Some descriptive statistics for the respondents and their household are presented in Table 1. In the table we have also included the same information for the Swedish population for comparison. According to these figures we have a higher share of households with children and individuals with higher education in our sample than in the population on average. One reason for this could be that a larger share of young people do not live at the stated address due to studies or travel and hence were not reached by this mail survey. For income we have only found national statistics about disposable income at the household level which is 27 000 SEK. At a tax rate of 35% a disposable income of 27 000 SEK implies a total household income of about 41 000 SEK. Some of the respondents chose not to answer the questions about personal circumstances and hence our statistical analysis that includes covariates is based on observations from 438 persons.

Table 1 Descriptive statistics for sample in basic analysis (n=441)

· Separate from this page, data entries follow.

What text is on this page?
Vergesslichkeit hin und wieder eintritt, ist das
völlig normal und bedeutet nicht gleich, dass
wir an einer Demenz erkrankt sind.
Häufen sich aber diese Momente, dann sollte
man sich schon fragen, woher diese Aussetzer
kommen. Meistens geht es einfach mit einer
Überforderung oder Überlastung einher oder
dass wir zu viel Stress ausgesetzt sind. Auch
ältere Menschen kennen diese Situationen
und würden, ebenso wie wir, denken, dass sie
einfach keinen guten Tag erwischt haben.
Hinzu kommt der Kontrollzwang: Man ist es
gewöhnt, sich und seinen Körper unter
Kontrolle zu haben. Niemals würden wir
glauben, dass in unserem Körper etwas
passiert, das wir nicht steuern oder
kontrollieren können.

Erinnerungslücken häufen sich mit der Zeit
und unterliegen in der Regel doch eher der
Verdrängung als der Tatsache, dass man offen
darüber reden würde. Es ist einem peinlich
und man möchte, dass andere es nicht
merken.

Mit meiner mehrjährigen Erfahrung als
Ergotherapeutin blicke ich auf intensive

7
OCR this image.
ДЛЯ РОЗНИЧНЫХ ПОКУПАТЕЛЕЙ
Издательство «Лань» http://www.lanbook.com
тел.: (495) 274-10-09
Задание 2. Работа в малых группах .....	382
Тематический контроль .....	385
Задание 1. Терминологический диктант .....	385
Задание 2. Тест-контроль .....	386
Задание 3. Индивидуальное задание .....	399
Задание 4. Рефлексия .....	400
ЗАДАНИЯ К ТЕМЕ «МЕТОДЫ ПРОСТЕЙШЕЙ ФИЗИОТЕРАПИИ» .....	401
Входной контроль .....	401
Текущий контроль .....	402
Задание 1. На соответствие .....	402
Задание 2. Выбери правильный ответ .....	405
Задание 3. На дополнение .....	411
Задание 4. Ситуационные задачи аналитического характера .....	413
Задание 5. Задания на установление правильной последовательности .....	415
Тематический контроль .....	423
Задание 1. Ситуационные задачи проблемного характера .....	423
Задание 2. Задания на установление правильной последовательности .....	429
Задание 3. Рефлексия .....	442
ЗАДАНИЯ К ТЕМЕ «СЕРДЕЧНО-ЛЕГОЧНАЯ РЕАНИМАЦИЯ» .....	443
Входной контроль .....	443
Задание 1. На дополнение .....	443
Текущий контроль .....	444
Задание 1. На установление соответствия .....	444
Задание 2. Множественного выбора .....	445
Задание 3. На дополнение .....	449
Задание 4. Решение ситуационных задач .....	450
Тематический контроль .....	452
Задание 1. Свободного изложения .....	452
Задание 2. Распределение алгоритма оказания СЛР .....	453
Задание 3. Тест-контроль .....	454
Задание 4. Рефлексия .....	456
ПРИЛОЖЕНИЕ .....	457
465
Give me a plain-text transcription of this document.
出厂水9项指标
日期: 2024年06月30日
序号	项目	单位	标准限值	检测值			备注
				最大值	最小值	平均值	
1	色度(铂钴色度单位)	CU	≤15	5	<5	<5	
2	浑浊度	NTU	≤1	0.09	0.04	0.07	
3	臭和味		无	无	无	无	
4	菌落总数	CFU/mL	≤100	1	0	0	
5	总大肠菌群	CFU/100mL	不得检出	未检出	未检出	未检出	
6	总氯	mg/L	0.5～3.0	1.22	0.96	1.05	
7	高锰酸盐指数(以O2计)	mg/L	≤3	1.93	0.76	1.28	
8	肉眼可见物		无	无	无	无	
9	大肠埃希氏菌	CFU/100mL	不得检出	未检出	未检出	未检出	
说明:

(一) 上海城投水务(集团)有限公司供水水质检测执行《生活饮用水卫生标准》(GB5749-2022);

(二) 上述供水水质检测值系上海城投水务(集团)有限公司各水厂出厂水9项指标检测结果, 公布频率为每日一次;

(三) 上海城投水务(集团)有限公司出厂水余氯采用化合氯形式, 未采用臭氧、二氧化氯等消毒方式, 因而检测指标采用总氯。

Sample statistics n National statistics

Sex (age group 18-74) 53% men 438 51% men

Age (age group 18-74) 46,35 years 438 44,8 years

Households with children 44% 395 27%

Individuals with higher education 46% 432 31%

Households with total income above 40 000 SEK per

month 51% 429

Disposable income about 27 000 SEK per household

Experience of accident (1=yes) 19% 438 -

Certainty (scale 1-10) 6.67 438 -

In table 2 we have compiled some statistics for the samples that received different versions. We see that the basic characteristics (age and sex) are similar and that the responses are evenly distributed among the different versions of the questionnaire. What is more interesting however is the response behavior. Contrary to what might be expected according to economic theory, quite a large share of the respondents is categorical in their responses choosing either only the current situation in all choice situations or only the policy program. The reason for only choosing the program alternative could be warm glow as discussed in Adamowizc et al. (2007) while the current situation (status quo) option could be chosen due to the context of public provision. The implication this has for the willingness to pay estimates will be investigated in the empirical section.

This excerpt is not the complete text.